如果您想在一个月内获得一个总计，那么请在窗口函数中添加一个订单：

select
    id, date, units,
    sum(units) over (
        partition by date_trunc('month', date)
        order by id
    ) as acumm
from t
order by 1,2
;
 id |    date    | units | acumm 
----+------------+-------+-------
  1 | 2016-01-01 |     1 |     1
  2 | 2016-01-02 |     4 |     5
  3 | 2016-02-09 |     6 |     6
  4 | 2016-03-01 |     1 |     1
  5 | 2016-03-04 |     2 |     3

Answer 2

运行：

SELECT
    t1.id, 
    t1.date, 
    t1.units,
    SUM(t2.units) accumulated_month
FROM t t1 
    JOIN t t2 
        ON date_trunc('month', t1.date) = date_trunc('month', t2.date)
            AND t2.date <= t1.date
GROUP BY t1.id, t1.date, t1.units
ORDER BY t1.id

编辑：

简化的SQL：

SELECT
    t1.*, SUM(t2.units) accumulated_month
FROM t t1 
    JOIN t t2 
        ON date_trunc('month', t1.date) = date_trunc('month', t2.date)
            AND t2.date <= t1.date
GROUP BY t1.id
ORDER BY t1.id

逻辑

背后的逻辑是JOIN表格本身。

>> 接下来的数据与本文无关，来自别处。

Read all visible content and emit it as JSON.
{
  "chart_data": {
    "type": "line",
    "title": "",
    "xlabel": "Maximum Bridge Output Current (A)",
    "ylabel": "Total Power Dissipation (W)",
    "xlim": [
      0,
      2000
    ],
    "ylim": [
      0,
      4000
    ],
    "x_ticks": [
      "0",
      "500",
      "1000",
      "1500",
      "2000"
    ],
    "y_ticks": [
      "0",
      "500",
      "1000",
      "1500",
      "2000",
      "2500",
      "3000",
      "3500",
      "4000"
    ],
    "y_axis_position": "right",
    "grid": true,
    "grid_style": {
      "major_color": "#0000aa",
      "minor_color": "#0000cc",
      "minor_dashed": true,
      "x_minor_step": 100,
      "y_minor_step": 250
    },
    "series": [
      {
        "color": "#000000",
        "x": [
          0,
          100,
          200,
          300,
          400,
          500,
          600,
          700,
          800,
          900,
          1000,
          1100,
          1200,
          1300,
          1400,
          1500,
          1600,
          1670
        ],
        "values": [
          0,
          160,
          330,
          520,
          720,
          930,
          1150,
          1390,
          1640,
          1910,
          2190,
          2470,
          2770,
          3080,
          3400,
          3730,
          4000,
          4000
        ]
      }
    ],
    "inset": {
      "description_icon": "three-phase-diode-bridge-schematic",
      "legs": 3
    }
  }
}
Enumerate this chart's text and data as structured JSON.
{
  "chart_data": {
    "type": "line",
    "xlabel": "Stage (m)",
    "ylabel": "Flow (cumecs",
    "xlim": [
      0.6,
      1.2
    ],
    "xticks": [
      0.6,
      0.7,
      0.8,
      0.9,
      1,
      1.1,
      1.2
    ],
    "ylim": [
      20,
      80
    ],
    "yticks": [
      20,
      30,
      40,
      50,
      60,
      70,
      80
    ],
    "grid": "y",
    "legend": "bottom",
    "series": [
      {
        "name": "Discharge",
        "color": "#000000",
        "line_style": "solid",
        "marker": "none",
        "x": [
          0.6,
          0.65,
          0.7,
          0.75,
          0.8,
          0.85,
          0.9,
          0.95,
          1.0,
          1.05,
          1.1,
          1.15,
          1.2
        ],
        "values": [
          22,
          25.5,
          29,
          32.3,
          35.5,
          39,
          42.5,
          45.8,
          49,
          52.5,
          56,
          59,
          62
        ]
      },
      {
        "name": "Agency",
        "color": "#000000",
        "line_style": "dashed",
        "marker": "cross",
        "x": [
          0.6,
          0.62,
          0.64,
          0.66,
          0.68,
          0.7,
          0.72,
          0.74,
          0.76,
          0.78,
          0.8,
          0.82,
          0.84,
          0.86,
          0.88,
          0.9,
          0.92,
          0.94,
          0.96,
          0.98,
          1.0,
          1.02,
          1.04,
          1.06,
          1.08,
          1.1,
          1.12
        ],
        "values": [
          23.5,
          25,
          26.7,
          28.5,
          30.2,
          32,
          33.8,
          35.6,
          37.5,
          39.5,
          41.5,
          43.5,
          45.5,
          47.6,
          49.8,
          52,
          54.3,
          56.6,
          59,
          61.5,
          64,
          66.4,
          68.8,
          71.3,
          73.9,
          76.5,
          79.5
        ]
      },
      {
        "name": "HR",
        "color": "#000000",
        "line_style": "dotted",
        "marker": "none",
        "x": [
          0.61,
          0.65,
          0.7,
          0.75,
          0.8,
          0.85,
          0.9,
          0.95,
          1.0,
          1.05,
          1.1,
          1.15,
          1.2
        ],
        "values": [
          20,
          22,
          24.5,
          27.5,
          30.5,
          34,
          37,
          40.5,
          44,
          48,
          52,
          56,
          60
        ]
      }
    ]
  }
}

然后对于t1 JOIN中的每一行，t2中满足两者（AND）的所有行：

1. 同年/月
2. t2.date＆lt; = t1.date

使用ON个约束，到目前为止，t1中的每一行都会JOIN累计。因此，如果没有分组，你会得到类似的东西：

╔════╦════════════╦═══════╦════════════╦══════════╗
║ id ║    date    ║ units ║  t2_date   ║ t2_units ║
╠════╬════════════╬═══════╬════════════╬══════════╣
║  1 ║ 2016-01-01 ║     1 ║ 2016-01-01 ║        1 ║
║  2 ║ 2016-01-02 ║     4 ║ 2016-01-01 ║        1 ║
║  2 ║ 2016-01-02 ║     4 ║ 2016-01-02 ║        4 ║
║  3 ║ 2016-02-09 ║     6 ║ 2016-02-09 ║        6 ║
║  4 ║ 2016-03-01 ║     1 ║ 2016-03-01 ║        1 ║
║  5 ║ 2016-03-04 ║     2 ║ 2016-03-01 ║        1 ║
║  5 ║ 2016-03-04 ║     2 ║ 2016-03-04 ║        2 ║
╚════╩════════════╩═══════╩════════════╩══════════╝

在GROUP BY t1.id之后，您可以SUM(t2.units)获得您的期望。